Ces modifications ont notamment été présentées comme nécessaires à cause du changement des habitudes des Canadiens. L’agence explique que la « transition historique de communications utilisant le papier à des échanges numériques » a causé cette baisse dans le volume de lettres envoyées. Un ménage canadien achète en moyenne une ou deux douzaines de timbres par année.
Les représentants du Nouveau Parti Démocratique (NPD) se sont montrés inquiets quant aux besoins particuliers de certains groupes, tels que les personnes âgées, et ont évoqué que tout sera fait pour que la livraison à domicile demeure. Un député du NPD, Robert Aubin, a décrié ces mesures en affirmant « qu’il faut être aveugle pour ne pas voir qu’il y a dans ce gouvernement une arrière-pensée pour une privatisation éventuelle. C’est dans l’idéologie conservatrice. »
Cette diminution de services et hausse de frais ont été appuyées par le gouvernement du Canada. La ministre des transports, Lisa Raitt, a déclaré que « le gouvernement du Canada appuie Postes Canada dans ses efforts pour remplir son mandat d’assurer son autonomie financière afin de protéger les contribuables. »

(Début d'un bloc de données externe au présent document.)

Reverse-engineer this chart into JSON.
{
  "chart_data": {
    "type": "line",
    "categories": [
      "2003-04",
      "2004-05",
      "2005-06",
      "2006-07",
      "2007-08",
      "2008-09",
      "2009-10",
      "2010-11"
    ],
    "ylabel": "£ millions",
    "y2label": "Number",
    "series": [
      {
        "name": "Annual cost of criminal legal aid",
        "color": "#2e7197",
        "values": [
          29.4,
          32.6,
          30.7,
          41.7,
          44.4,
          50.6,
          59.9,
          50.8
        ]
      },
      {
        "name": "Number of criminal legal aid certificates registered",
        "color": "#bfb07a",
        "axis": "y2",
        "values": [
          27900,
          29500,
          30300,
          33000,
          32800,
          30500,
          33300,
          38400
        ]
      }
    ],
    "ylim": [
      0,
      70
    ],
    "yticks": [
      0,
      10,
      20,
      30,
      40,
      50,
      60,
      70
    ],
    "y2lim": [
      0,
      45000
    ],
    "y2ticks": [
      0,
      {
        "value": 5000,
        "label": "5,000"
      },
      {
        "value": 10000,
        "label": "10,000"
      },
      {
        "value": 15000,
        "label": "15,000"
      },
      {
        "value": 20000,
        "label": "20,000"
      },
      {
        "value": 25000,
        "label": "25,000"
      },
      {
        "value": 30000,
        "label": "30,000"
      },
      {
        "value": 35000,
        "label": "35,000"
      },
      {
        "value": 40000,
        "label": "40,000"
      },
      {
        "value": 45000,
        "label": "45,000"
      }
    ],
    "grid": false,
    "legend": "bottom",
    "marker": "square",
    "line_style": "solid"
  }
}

Le président du syndicat souligne que « tout va être mis en œuvre pour qu’un débat se fasse ». De ces compressions émergent de nouvelles questions, telles que le genre de service public dont veulent les gens. « On veut susciter un large débat public autour du service postal. On commence avec le retour en chambre. On sait qu’on a des rencontres avec les partis de l’opposition et on espère que le relais au niveau de la chambre va être pris en charge par les partis de l’opposition, ce qui va nécessairement se passer. On a aussi une pétition qu’on invite les gens à signer et des lettres à envoyer aux députés. »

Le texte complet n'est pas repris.